ADENO-ASSOCIATED VIRUS VECTORS OVERVIEW
Adeno-associated virus (AAV) is a small-sized virus of the Parvoviridae family that has a single stranded DNA genome. This virus is capable of infecting a broad range of host cells, including both dividing and non-dividing cells. It is a non-pathogenic virus that does not generate an immune response in most patients. The adeno-associated viral vector genome comprises of inverted terminal repeats (ITRs) at both ends of the DNA strand and two open reading frames (ORFs), namely rep and cap. Each ITR sequence consists of 145 bases that have the ability to form a hairpin structure. These sequences are required for the primase-independent synthesis of a second DNA strand and the integration of the viral DNA into the host cell genome. The rep genes encode proteins that are required for the AAV life cycle and site-specific integration of the viral genome. Cap genes encode the capsid proteins, namely VP1, VP2 and VP3.
STRUCTURE AND DESIGN
The AAV genome is built of single-stranded DNA, which is around 4.8 kilobase long. It consists of ITR (Inverted Terminal Repeat) sequence composed of 145 bases. An important attribute of the sequence is its capability to form a hairpin. This secondary structure offers a free 3′ hydroxyl group for the activation of viral DNA replication via a self-priming strand-displacement process involving leading-strand synthesis and double-stranded replicative intermediates. The ITRs are known to be essential for both adeno-associated viral DNA integration and rescue from the host cell genome (19th chromosome in humans), as well as effective encapsidation of the adeno-associated viral DNA along with formation of fully formed, deoxyribonuclease-resistant AAV particles. In addition, the production of adeno-associated viral vectors requires the use of two plasmids. One contains the rep and cap genes along with certain other helper genes, while the second plasmid contains a cytomegalovirus (CMV) promoter, multiple cloning sites, the SV40 polyA signal and ITR sequences. In terms of arrangement, the rep and cap genes are placed in trans position, while the ITR sequences and the therapeutics genes are arranged cis to the vector.

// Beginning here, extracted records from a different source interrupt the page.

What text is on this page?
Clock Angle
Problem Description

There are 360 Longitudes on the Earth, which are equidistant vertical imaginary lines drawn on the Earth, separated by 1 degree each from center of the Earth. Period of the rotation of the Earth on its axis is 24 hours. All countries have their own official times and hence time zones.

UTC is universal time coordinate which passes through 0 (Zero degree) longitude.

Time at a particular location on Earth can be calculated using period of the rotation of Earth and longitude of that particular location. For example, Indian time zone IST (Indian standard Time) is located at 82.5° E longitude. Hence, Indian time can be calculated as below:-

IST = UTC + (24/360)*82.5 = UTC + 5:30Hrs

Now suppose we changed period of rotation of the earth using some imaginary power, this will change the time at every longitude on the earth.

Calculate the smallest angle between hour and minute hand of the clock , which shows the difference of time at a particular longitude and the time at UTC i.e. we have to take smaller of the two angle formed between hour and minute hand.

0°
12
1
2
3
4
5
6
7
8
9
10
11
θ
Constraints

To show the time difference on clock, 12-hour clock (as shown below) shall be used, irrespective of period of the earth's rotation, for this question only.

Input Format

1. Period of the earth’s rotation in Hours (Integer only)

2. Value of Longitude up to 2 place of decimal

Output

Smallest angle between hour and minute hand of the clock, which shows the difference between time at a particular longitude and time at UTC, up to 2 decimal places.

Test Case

APPLICATION OF ADENO-ASSOCIATED VIRAL VECTOR
Gene Therapy
Adeno-associated viral vectors, unlike other viruses, are not pathogenic and have low immunogenicity. These are designed to provide additional safety benefits by omitting all viral genes, including those responsible for chromosomal integration, which reduces the risk of innate immune activation.

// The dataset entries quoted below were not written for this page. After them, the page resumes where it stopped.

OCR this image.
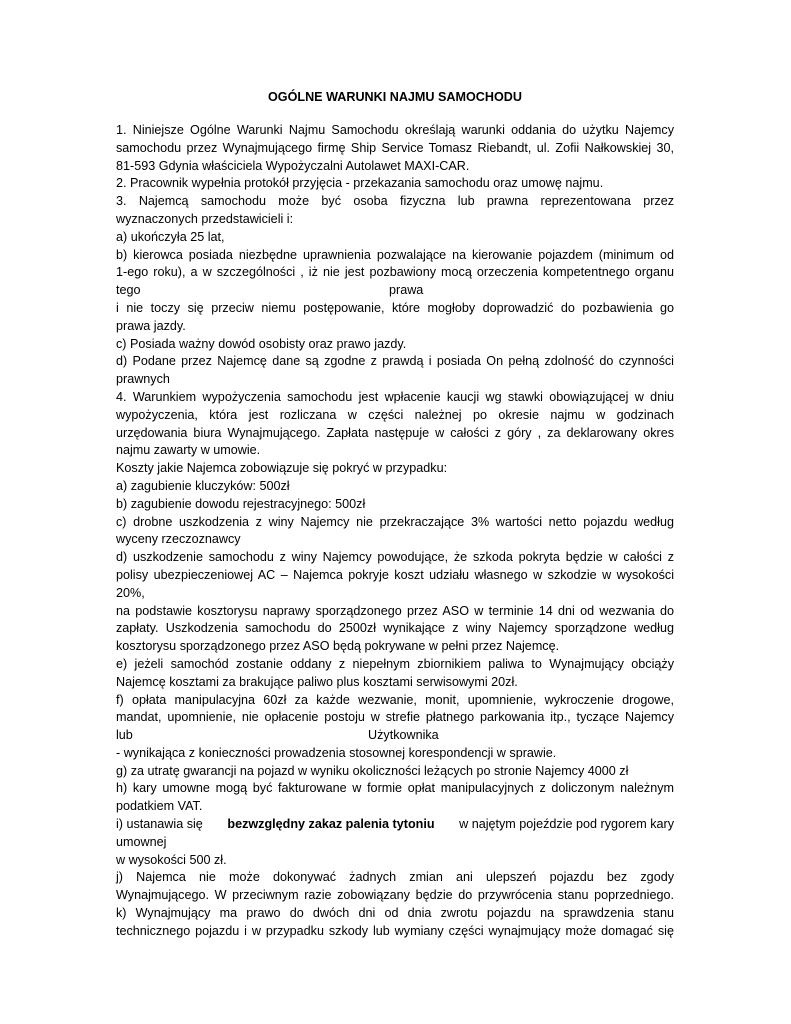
OGÓLNE WARUNKI NAJMU SAMOCHODU
1. Niniejsze Ogólne Warunki Najmu Samochodu określają warunki oddania do użytku Najemcy
samochodu przez Wynajmującego firmę Ship Service Tomasz Riebandt, ul. Zofii Nałkowskiej 30,
81-593 Gdynia właściciela Wypożyczalni Autolawet MAXI-CAR.
2. Pracownik wypełnia protokół przyjęcia - przekazania samochodu oraz umowę najmu.
3. Najemcą samochodu może być osoba fizyczna lub prawna reprezentowana przez
wyznaczonych przedstawicieli i:
a) ukończyła 25 lat,
b) kierowca posiada niezbędne uprawnienia pozwalające na kierowanie pojazdem (minimum od
1-ego roku), a w szczególności , iż nie jest pozbawiony mocą orzeczenia kompetentnego organu
tego	prawa
i nie toczy się przeciw niemu postępowanie, które mogłoby doprowadzić do pozbawienia go
prawa jazdy.
c) Posiada ważny dowód osobisty oraz prawo jazdy.
d) Podane przez Najemcę dane są zgodne z prawdą i posiada On pełną zdolność do czynności
prawnych
4. Warunkiem wypożyczenia samochodu jest wpłacenie kaucji wg stawki obowiązującej w dniu
wypożyczenia, która jest rozliczana w części należnej po okresie najmu w godzinach
urzędowania biura Wynajmującego. Zapłata następuje w całości z góry , za deklarowany okres
najmu zawarty w umowie.
Koszty jakie Najemca zobowiązuje się pokryć w przypadku:
a) zagubienie kluczyków: 500zł
b) zagubienie dowodu rejestracyjnego: 500zł
c) drobne uszkodzenia z winy Najemcy nie przekraczające 3% wartości netto pojazdu według
wyceny rzeczoznawcy
d) uszkodzenie samochodu z winy Najemcy powodujące, że szkoda pokryta będzie w całości z
polisy ubezpieczeniowej AC – Najemca pokryje koszt udziału własnego w szkodzie w wysokości
20%,
na podstawie kosztorysu naprawy sporządzonego przez ASO w terminie 14 dni od wezwania do
zapłaty. Uszkodzenia samochodu do 2500zł wynikające z winy Najemcy sporządzone według
kosztorysu sporządzonego przez ASO będą pokrywane w pełni przez Najemcę.
e) jeżeli samochód zostanie oddany z niepełnym zbiornikiem paliwa to Wynajmujący obciąży
Najemcę kosztami za brakujące paliwo plus kosztami serwisowymi 20zł.
f) opłata manipulacyjna 60zł za każde wezwanie, monit, upomnienie, wykroczenie drogowe,
mandat, upomnienie, nie opłacenie postoju w strefie płatnego parkowania itp., tyczące Najemcy
lub	Użytkownika
- wynikająca z konieczności prowadzenia stosownej korespondencji w sprawie.
g) za utratę gwarancji na pojazd w wyniku okoliczności leżących po stronie Najemcy 4000 zł
h) kary umowne mogą być fakturowane w formie opłat manipulacyjnych z doliczonym należnym
podatkiem VAT.
i) ustanawia się bezwzględny zakaz palenia tytoniu w najętym pojeździe pod rygorem kary
umownej
w wysokości 500 zł.
j) Najemca nie może dokonywać żadnych zmian ani ulepszeń pojazdu bez zgody
Wynajmującego. W przeciwnym razie zobowiązany będzie do przywrócenia stanu poprzedniego.
k) Wynajmujący ma prawo do dwóch dni od dnia zwrotu pojazdu na sprawdzenia stanu
technicznego pojazdu i w przypadku szkody lub wymiany części wynajmujący może domagać się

- Adeno-associated viral vectors have the ability to infect a wide range of cell types, including muscle, liver, and brain cells. There are several different adeno-associated viral serotypes with minor differences in their viral capsids. It is worth highlighting that new adeno-associated viral capsids are being invented, and recent advancements in adeno-associated virus technology have allowed us to create new and refined capsids with greater specificity.
- Through homology directed repair (HDR), adeno-associated viral vectors can accelerate and improve DNA repair. This property makes them useful for addressing disease-related mutations.

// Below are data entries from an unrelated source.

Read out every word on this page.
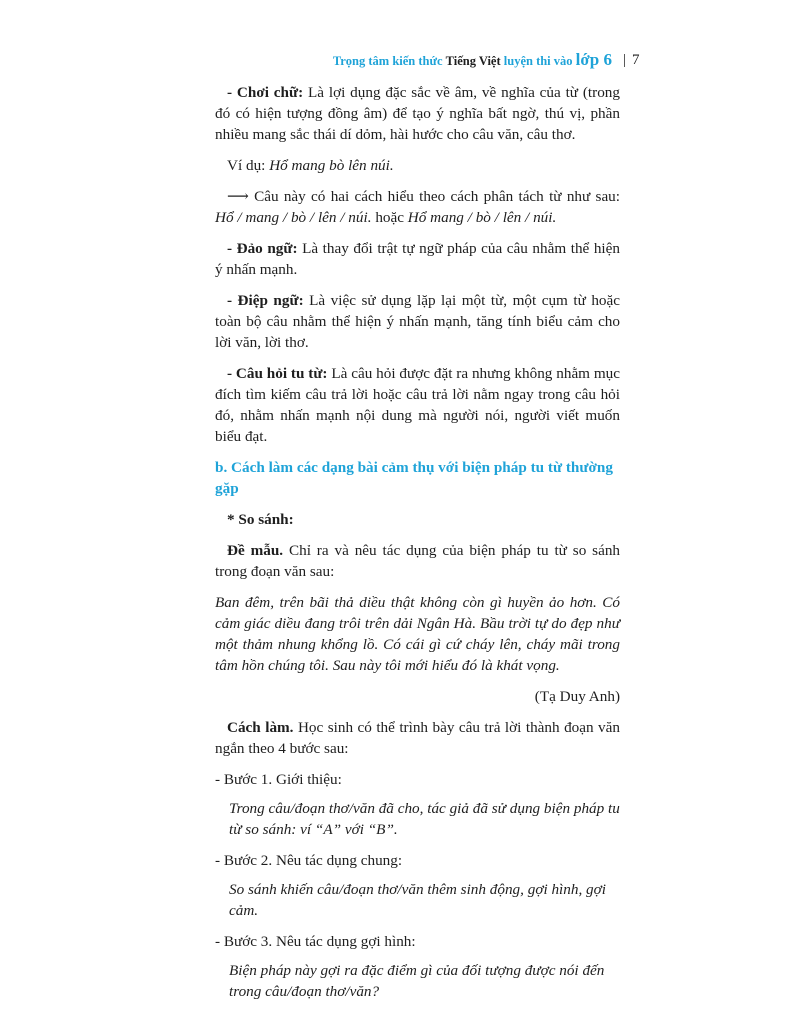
Trọng tâm kiến thức Tiếng Việt luyện thi vào lớp 6 | 7

- Chơi chữ: Là lợi dụng đặc sắc về âm, về nghĩa của từ (trong đó có hiện tượng đồng âm) để tạo ý nghĩa bất ngờ, thú vị, phần nhiều mang sắc thái dí dỏm, hài hước cho câu văn, câu thơ.

Ví dụ: Hổ mang bò lên núi.

⟶ Câu này có hai cách hiểu theo cách phân tách từ như sau: Hổ / mang / bò / lên / núi. hoặc Hổ mang / bò / lên / núi.

- Đảo ngữ: Là thay đổi trật tự ngữ pháp của câu nhằm thể hiện ý nhấn mạnh.

- Điệp ngữ: Là việc sử dụng lặp lại một từ, một cụm từ hoặc toàn bộ câu nhằm thể hiện ý nhấn mạnh, tăng tính biểu cảm cho lời văn, lời thơ.

- Câu hỏi tu từ: Là câu hỏi được đặt ra nhưng không nhằm mục đích tìm kiếm câu trả lời hoặc câu trả lời nằm ngay trong câu hỏi đó, nhằm nhấn mạnh nội dung mà người nói, người viết muốn biểu đạt.

b. Cách làm các dạng bài cảm thụ với biện pháp tu từ thường gặp

* So sánh:

Đề mẫu. Chỉ ra và nêu tác dụng của biện pháp tu từ so sánh trong đoạn văn sau:

Ban đêm, trên bãi thả diều thật không còn gì huyền ảo hơn. Có cảm giác diều đang trôi trên dải Ngân Hà. Bầu trời tự do đẹp như một thảm nhung khổng lồ. Có cái gì cứ cháy lên, cháy mãi trong tâm hồn chúng tôi. Sau này tôi mới hiểu đó là khát vọng.

(Tạ Duy Anh)

Cách làm. Học sinh có thể trình bày câu trả lời thành đoạn văn ngắn theo 4 bước sau:

- Bước 1. Giới thiệu:
Trong câu/đoạn thơ/văn đã cho, tác giả đã sử dụng biện pháp tu từ so sánh: ví “A” với “B”.
- Bước 2. Nêu tác dụng chung:
So sánh khiến câu/đoạn thơ/văn thêm sinh động, gợi hình, gợi cảm.
- Bước 3. Nêu tác dụng gợi hình:
Biện pháp này gợi ra đặc điểm gì của đối tượng được nói đến trong câu/đoạn thơ/văn?
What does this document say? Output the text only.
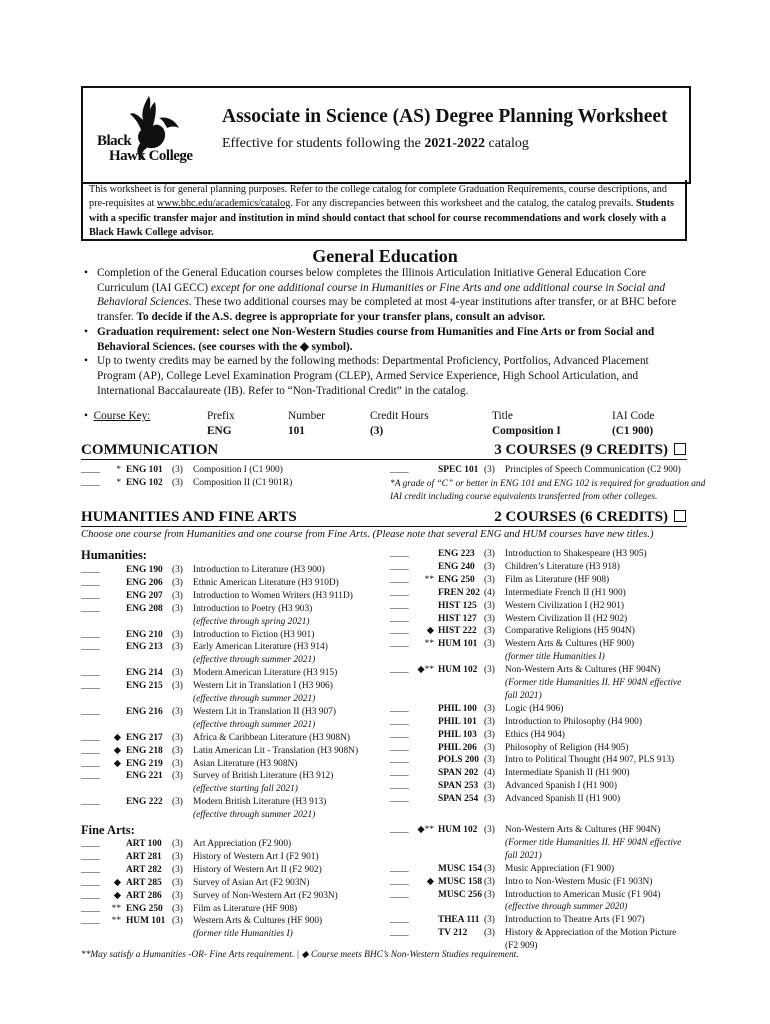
Black
Hawk College
Associate in Science (AS) Degree Planning Worksheet
Effective for students following the 2021-2022 catalog
This worksheet is for general planning purposes. Refer to the college catalog for complete Graduation Requirements, course descriptions, and pre-requisites at www.bhc.edu/academics/catalog. For any discrepancies between this worksheet and the catalog, the catalog prevails. Students with a specific transfer major and institution in mind should contact that school for course recommendations and work closely with a Black Hawk College advisor.
General Education
• Completion of the General Education courses below completes the Illinois Articulation Initiative General Education Core Curriculum (IAI GECC) except for one additional course in Humanities or Fine Arts and one additional course in Social and Behavioral Sciences. These two additional courses may be completed at most 4-year institutions after transfer, or at BHC before transfer. To decide if the A.S. degree is appropriate for your transfer plans, consult an advisor.
• Graduation requirement: select one Non-Western Studies course from Humanities and Fine Arts or from Social and Behavioral Sciences. (see courses with the ◆ symbol).
• Up to twenty credits may be earned by the following methods: Departmental Proficiency, Portfolios, Advanced Placement Program (AP), College Level Examination Program (CLEP), Armed Service Experience, High School Articulation, and International Baccalaureate (IB). Refer to “Non-Traditional Credit” in the catalog.
•  Course Key:	Prefix	Number	Credit Hours	Title	IAI Code
ENG	101	(3)	Composition I	(C1 900)
COMMUNICATION	3 COURSES (9 CREDITS)
____	* ENG 101 (3) Composition I (C1 900)
____	* ENG 102 (3) Composition II (C1 901R)
____	SPEC 101 (3) Principles of Speech Communication (C2 900)
*A grade of “C” or better in ENG 101 and ENG 102 is required for graduation and
IAI credit including course equivalents transferred from other colleges.
HUMANITIES AND FINE ARTS	2 COURSES (6 CREDITS)
Choose one course from Humanities and one course from Fine Arts. (Please note that several ENG and HUM courses have new titles.)
Humanities:
____	ENG 190 (3) Introduction to Literature (H3 900)
____	ENG 206 (3) Ethnic American Literature (H3 910D)
____	ENG 207 (3) Introduction to Women Writers (H3 911D)
____	ENG 208 (3) Introduction to Poetry (H3 903)
(effective through spring 2021)
____	ENG 210 (3) Introduction to Fiction (H3 901)
____	ENG 213 (3) Early American Literature (H3 914)
(effective through summer 2021)
____	ENG 214 (3) Modern American Literature (H3 915)
____	ENG 215 (3) Western Lit in Translation I (H3 906)
(effective through summer 2021)
____	ENG 216 (3) Western Lit in Translation II (H3 907)
(effective through summer 2021)
____	◆ ENG 217 (3) Africa & Caribbean Literature (H3 908N)
____	◆ ENG 218 (3) Latin American Lit - Translation (H3 908N)
____	◆ ENG 219 (3) Asian Literature (H3 908N)
____	ENG 221 (3) Survey of British Literature (H3 912)
(effective starting fall 2021)
____	ENG 222 (3) Modern British Literature (H3 913)
(effective through summer 2021)
Fine Arts:
____	ART 100 (3) Art Appreciation (F2 900)
____	ART 281 (3) History of Western Art I (F2 901)
____	ART 282 (3) History of Western Art II (F2 902)
____	◆ ART 285 (3) Survey of Asian Art (F2 903N)
____	◆ ART 286 (3) Survey of Non-Western Art (F2 903N)
____	** ENG 250 (3) Film as Literature (HF 908)
____	** HUM 101 (3) Western Arts & Cultures (HF 900)
(former title Humanities I)
____	ENG 223 (3) Introduction to Shakespeare (H3 905)
____	ENG 240 (3) Children’s Literature (H3 918)
____	** ENG 250 (3) Film as Literature (HF 908)
____	FREN 202 (4) Intermediate French II (H1 900)
____	HIST 125 (3) Western Civilization I (H2 901)
____	HIST 127 (3) Western Civilization II (H2 902)
____	◆ HIST 222 (3) Comparative Religions (H5 904N)
____	** HUM 101 (3) Western Arts & Cultures (HF 900)
(former title Humanities I)
____ ◆** HUM 102 (3) Non-Western Arts & Cultures (HF 904N)
(Former title Humanities II. HF 904N effective
fall 2021)
____	PHIL 100 (3) Logic (H4 906)
____	PHIL 101 (3) Introduction to Philosophy (H4 900)
____	PHIL 103 (3) Ethics (H4 904)
____	PHIL 206 (3) Philosophy of Religion (H4 905)
____	POLS 200 (3) Intro to Political Thought (H4 907, PLS 913)
____	SPAN 202 (4) Intermediate Spanish II (H1 900)
____	SPAN 253 (3) Advanced Spanish I (H1 900)
____	SPAN 254 (3) Advanced Spanish II (H1 900)
____ ◆** HUM 102 (3) Non-Western Arts & Cultures (HF 904N)
(Former title Humanities II. HF 904N effective
fall 2021)
____	MUSC 154 (3) Music Appreciation (F1 900)
____	◆ MUSC 158 (3) Intro to Non-Western Music (F1 903N)
____	MUSC 256 (3) Introduction to American Music (F1 904)
(effective through summer 2020)
____	THEA 111 (3) Introduction to Theatre Arts (F1 907)
____	TV 212 (3) History & Appreciation of the Motion Picture
(F2 909)
**May satisfy a Humanities -OR- Fine Arts requirement. | ◆ Course meets BHC’s Non-Western Studies requirement.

- Adeno-associated viral vectors sustain transgene expression in postmitotic, long-lived cell types for decades.
Vaccination
- Adeno-associated viral vectors offer several advantages as compared to other viruses used. Primarily, the vectors are produced from a non-pathogenic virus that is replication deficient by nature. Vectors are gutless, and hence do not encode for any viral gene. The isolation of various adeno-associated virus serotypes and a variety of capsid variations gives the prospect of developing prime techniques by altering the adeno-associated viral vector capsid. As a result, the anti-capsid neutralizes humoral reactions caused after the initial dose is avoided.
- Adeno-associated viral vectors’ potential to effectively express numerous transgenes, including those coding for soluble proteins, has encouraged their usage for Ab-gene transfer to create neutralizing Ab (NAb) directly in vivo. The use of adeno-associated viral vector enables a prolonged and constant expression of the Ab after a single injection. It is worth highlighting that adeno-associated viral vectors are merely utilized as vehicles to create large amounts of proteins in vivo, similar to gene therapy. Majority of recent investigations in this field have employed natural adeno-associated viral serotypes besides AAV2.
ADVANTAGES OF ADENO-ASSOCIATED VIRAL VECTOR
- Increased Biosafety: All viral genes get deleted to pave way for the therapeutic gene in the adeno-associated viral vector. Removal of these genes enables larger insertion and hence reducing the possibility of an immunological response to viral gene products. The vector has the advantage of being the only non-pathogenic wild-type virus utilized for gene therapy in humans.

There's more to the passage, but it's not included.